The book was suppressed ... . But in the process an important step forward was made. It was ruled that you may now print the first and last letters of the word with two asterisks in between, clearly indicating that it had four letters. This makes it reasonably sure that within a few years the word will be printable in full.

So does progress continue—and it is genuine progress, in my opinion, for if only our half-dozen "bad" words could be got off the lavatory wall and on to the printed page, they would soon lose their magical quality, and the habit of swearing, degrading to our thoughts and weakening to our language, might become less common.(Volume IV, 65, Tribune, "As I Please," 6 December 1946)
A plausible conjecture, but unfortunately a mistaken one. "F**k" can now be printed in full, and is. And its present participle is routinely used in conversation as the modern equivalent of "um," or perhaps a comma. I had a recent online conversation (in World of Warcraft) with someone who was surprised that I had any  objection to the practice.

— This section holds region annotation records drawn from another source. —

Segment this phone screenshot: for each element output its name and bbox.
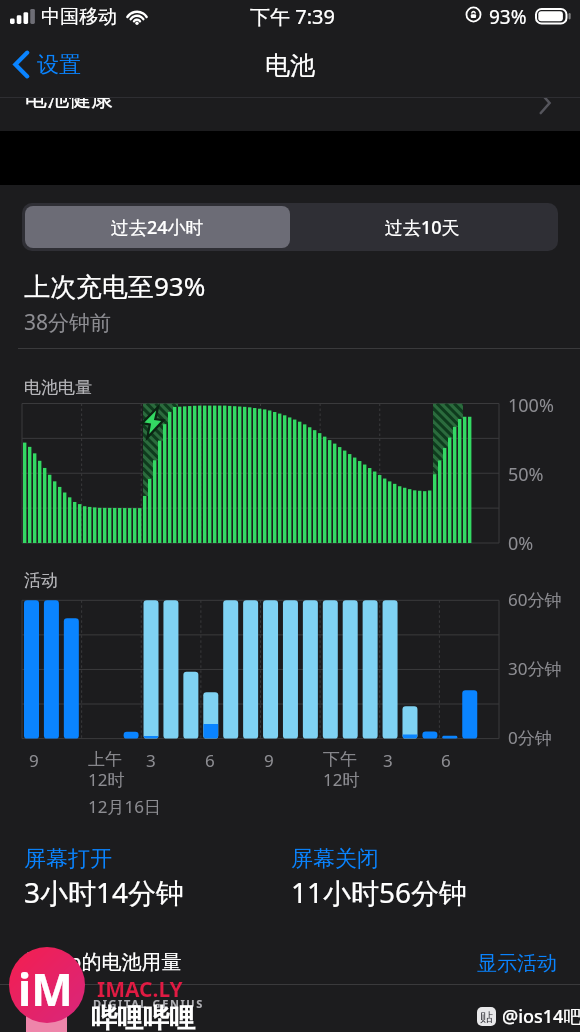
staticText: 12月16日 bbox=[88, 795, 161, 818]
staticText: iM bbox=[18, 959, 73, 1019]
staticText: 下午 12时 bbox=[323, 749, 360, 791]
staticText: 电池健康 bbox=[25, 97, 113, 113]
staticText: 活动 bbox=[24, 570, 58, 591]
staticText: 60分钟 bbox=[508, 588, 562, 611]
staticText: 3 bbox=[383, 749, 393, 772]
staticText: 3 bbox=[146, 749, 156, 772]
staticText: 电池 bbox=[265, 50, 315, 81]
staticText: 屏幕关闭 bbox=[291, 845, 379, 873]
staticText: 9 bbox=[264, 749, 274, 772]
staticText: 93% bbox=[489, 4, 527, 30]
staticText: 50% bbox=[508, 462, 544, 487]
staticText: 上午 12时 bbox=[88, 749, 125, 791]
staticText: 过去24小时 bbox=[111, 215, 204, 240]
staticText: 哔哩哔哩 bbox=[91, 1002, 195, 1032]
staticText: DIGITAL GENIUS bbox=[93, 996, 204, 1011]
staticText: 6 bbox=[441, 749, 451, 772]
staticText: 下午 7:39 bbox=[250, 3, 335, 30]
button[interactable]: 过去24小时 bbox=[25, 206, 290, 248]
staticText: 0% bbox=[508, 531, 534, 556]
button[interactable]: 电池健康 bbox=[0, 97, 580, 131]
staticText: 11小时56分钟 bbox=[291, 873, 468, 911]
staticText: 9 bbox=[29, 749, 39, 772]
staticText: 中国移动 bbox=[41, 5, 117, 29]
staticText: 过去10天 bbox=[385, 215, 460, 240]
staticText: 6 bbox=[205, 749, 215, 772]
staticText: 显示活动 bbox=[477, 951, 557, 976]
staticText: 按App的电池用量 bbox=[24, 948, 182, 975]
staticText: @ios14吧 bbox=[502, 1004, 580, 1029]
button[interactable]: 设置 bbox=[6, 46, 93, 83]
staticText: 0分钟 bbox=[508, 726, 552, 749]
staticText: 屏幕打开 bbox=[24, 845, 112, 873]
staticText: 100% bbox=[508, 393, 554, 418]
staticText: 38分钟前 bbox=[24, 308, 112, 337]
button[interactable]: 显示活动 bbox=[477, 951, 557, 976]
staticText: IMAC.LY bbox=[97, 975, 183, 1004]
staticText: 设置 bbox=[37, 51, 81, 79]
staticText: 3小时14分钟 bbox=[24, 873, 185, 911]
button[interactable]: 按App的电池用量 bbox=[24, 948, 182, 975]
staticText: 30分钟 bbox=[508, 657, 562, 680]
button[interactable]: 屏幕关闭 bbox=[291, 845, 379, 873]
staticText: 电池电量 bbox=[24, 377, 92, 398]
button[interactable]: 屏幕打开 bbox=[24, 845, 112, 873]
staticText: 上次充电至93% bbox=[24, 268, 206, 304]
button[interactable]: 过去10天 bbox=[290, 206, 555, 248]
staticText: 贴 bbox=[480, 1009, 493, 1025]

On the other hand, in "As I Please" for 27 December 1946, Orwell cites Shaw as arguing that people today are more credulous than in the Middle Ages, with the example of the belief that the earth is round. Orwell goes on to discuss in some detail his own reasons for believing that the earth is round, and concludes that while he has good reason to think it is not flat, his belief that it is not, say, egg shaped comes down to belief in the authority of experts which he is not in a position to confirm at first hand.

It is very much the same point that I have made in the past here about evolution—that most who accept it, like most who deny it, are doing so out of their belief in the authorities they respect, not because they know what the arguments and evidence are.

Readers who follow the links will find that they go to pieces which cover a variety of subjects in addition to the ones I am discussing—and are all worth reading. It occurs to me that perhaps, when I set up this blog, I should have borrowed the title Orwell used for his columns.